Jason Heuser is an American artist from San Francisco who decided to put his patriotism and love for history into these amazing prints. He decided to show the true history of some of our most beloved Presidents. All of this artwork is also available to buy on his Etsy page for around $25. Check out his Deviant Art page too for more great awesomeness.
You know, I do a lot of these types of posts, but I cannot remember one that I have been more excited to do. I was nearly giddy while writing this up. From Kennedy’s robot unicorn on the moon, to Reagan’s uzi that says Gipper on the side, I was laughing the entire time I wrote this. I really hope Jason is able to do more of these pieces. Oh, and I also threw in a print of how Ben Franklin really discovered electricity….he took it from Zues’ cold dead hands.

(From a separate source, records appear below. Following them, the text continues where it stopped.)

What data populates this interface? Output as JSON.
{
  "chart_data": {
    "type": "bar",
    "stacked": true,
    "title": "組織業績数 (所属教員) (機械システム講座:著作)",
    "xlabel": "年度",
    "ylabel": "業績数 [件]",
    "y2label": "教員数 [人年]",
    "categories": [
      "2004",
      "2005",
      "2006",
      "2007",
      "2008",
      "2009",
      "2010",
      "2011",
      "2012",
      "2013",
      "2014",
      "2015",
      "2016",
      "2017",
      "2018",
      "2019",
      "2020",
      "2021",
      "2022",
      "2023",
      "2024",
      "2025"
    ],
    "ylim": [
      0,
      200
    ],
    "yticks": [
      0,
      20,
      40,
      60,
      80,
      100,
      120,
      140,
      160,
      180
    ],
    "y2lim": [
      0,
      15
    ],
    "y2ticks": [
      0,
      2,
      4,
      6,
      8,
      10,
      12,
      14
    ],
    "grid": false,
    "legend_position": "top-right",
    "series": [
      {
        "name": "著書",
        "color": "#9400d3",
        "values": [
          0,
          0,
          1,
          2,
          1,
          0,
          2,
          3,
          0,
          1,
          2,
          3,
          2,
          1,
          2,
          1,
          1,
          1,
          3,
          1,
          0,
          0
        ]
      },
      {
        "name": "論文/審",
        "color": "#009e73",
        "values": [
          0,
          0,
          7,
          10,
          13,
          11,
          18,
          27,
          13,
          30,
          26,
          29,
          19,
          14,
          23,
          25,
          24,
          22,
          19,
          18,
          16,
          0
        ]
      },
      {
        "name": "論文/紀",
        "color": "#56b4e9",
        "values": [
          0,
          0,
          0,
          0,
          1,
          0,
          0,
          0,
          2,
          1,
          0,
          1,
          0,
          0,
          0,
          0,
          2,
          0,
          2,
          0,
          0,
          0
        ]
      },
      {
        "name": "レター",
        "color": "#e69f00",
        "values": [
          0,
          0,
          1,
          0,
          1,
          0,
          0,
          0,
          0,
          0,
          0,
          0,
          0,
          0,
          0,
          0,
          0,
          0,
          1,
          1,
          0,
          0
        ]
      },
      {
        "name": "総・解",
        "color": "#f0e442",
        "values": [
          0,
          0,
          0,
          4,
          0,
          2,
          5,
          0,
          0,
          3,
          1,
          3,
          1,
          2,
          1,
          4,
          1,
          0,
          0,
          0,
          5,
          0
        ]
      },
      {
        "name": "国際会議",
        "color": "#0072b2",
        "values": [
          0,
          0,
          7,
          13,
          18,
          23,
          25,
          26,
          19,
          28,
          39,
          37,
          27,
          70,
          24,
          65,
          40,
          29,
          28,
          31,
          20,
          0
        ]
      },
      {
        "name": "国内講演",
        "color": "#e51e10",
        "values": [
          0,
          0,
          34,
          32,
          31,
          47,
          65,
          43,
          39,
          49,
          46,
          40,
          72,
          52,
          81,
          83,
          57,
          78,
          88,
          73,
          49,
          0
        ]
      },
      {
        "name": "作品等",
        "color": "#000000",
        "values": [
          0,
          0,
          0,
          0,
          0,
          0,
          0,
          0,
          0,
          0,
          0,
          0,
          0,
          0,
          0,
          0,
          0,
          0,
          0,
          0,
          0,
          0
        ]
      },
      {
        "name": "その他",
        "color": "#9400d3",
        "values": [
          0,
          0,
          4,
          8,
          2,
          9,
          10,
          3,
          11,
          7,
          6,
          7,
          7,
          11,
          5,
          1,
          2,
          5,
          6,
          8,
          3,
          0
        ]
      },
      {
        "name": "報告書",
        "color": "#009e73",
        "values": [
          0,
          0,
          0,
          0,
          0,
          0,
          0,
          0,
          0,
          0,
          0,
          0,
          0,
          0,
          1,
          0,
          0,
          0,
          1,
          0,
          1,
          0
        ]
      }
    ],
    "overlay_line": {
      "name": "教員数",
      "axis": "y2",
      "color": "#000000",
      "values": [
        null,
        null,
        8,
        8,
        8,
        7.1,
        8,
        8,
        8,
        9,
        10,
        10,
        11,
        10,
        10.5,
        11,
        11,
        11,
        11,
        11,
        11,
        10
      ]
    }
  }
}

“‘Mr. Gorbachev, I tore down that wall!’ The famous speech President Ronald Reagan gave after he destroyed the Berlin wall. He rode he most trusty steed into battle…a raptor which he had the CIA clone for such an occasion. Practice Reaganomics today and buy this print to show your love for ‘merica!”
“George Washington was known for many things…being a great general, having wooden dentures (okay they weren’t really wooden, cutting down the cherry tree, and being nicknamed the ‘Destroyer of Villages.’ But what many don’t know is he was an avid zombie hunter. This is a picture of one of his many adventures out into the night to give some ‘Liberty and Justice to all.'”
“If history could only be this awesome, Abe Lincoln riding the worlds most awesome bear, the Grizzly. He’s also carrying the worlds most awesome gun the M16. Enjoy this piece of historic and accurate work.”
“In 1963 after the alleged JFK assassination, John F. Kennedy was sent the moon to be the first man to walk on the moon. This was kept secret to us, and we were made to believe he was assassinated on November 22nd, 1963. Upon arrival his mission was to clear the moon of any alien life to make future moon landings easy and safe. He lived on the moon for 26 years hunting and slaying aliens until NASA lost communication….his death has still not been confirmed however and many believe hes still murdering aliens today.”
“He’s one of America’s most bad-ass presidents….Teddy Roosevelt. Not only did Teddy Roosevelt give a speech with a bullet in his chest, but what many people don’t know is he slaughtered many bigfoot in his time…this is a picture of one of those events.”
“Thomas Jefferson was never much of a warrior history tells us, but yet again history is wrong. This is an image of one of the many attempts by Jefferson to battle all the manliest animals on earth while trying to teach them the ways of America.”
“FDR, arguable one of the best presidents of all time. Known for his program “The New Deal” and other such accomplishments, what is not not known is his many victories in battle against many different types of enemies. FDR possessed great power and technology as can be seen from his transforming wheel chair in which he slayed many foes.”
“In the year 2055 the world was invaded, humanity sat on the brink of destruction the world governments united and sent agents back in time to get the best general we’d ever known…Andrew Jackson and throughout his life he did a lot of cool shit, dueled people…a lot which is how he ended up with a musket ball in his chest pretty much exactly like Tony Stark. Went to war, gambled, etc, etc . This is a war portrait as he stands victorious in yet another battle.”
“In 1752 before Ben Franklin invented pizza, Gameboy, the iPad2 or Mexican food, he was contemplating how to conquer electricity. Being the genius he was he decided go get it at its source, this being Zeus. Strapping himself to a kite, and equipping some homemade lightning claws he ascended through the clouds and into the realm of the Gods to battle it out with Zeus. This is a painting capturing the exact moment the battle started.”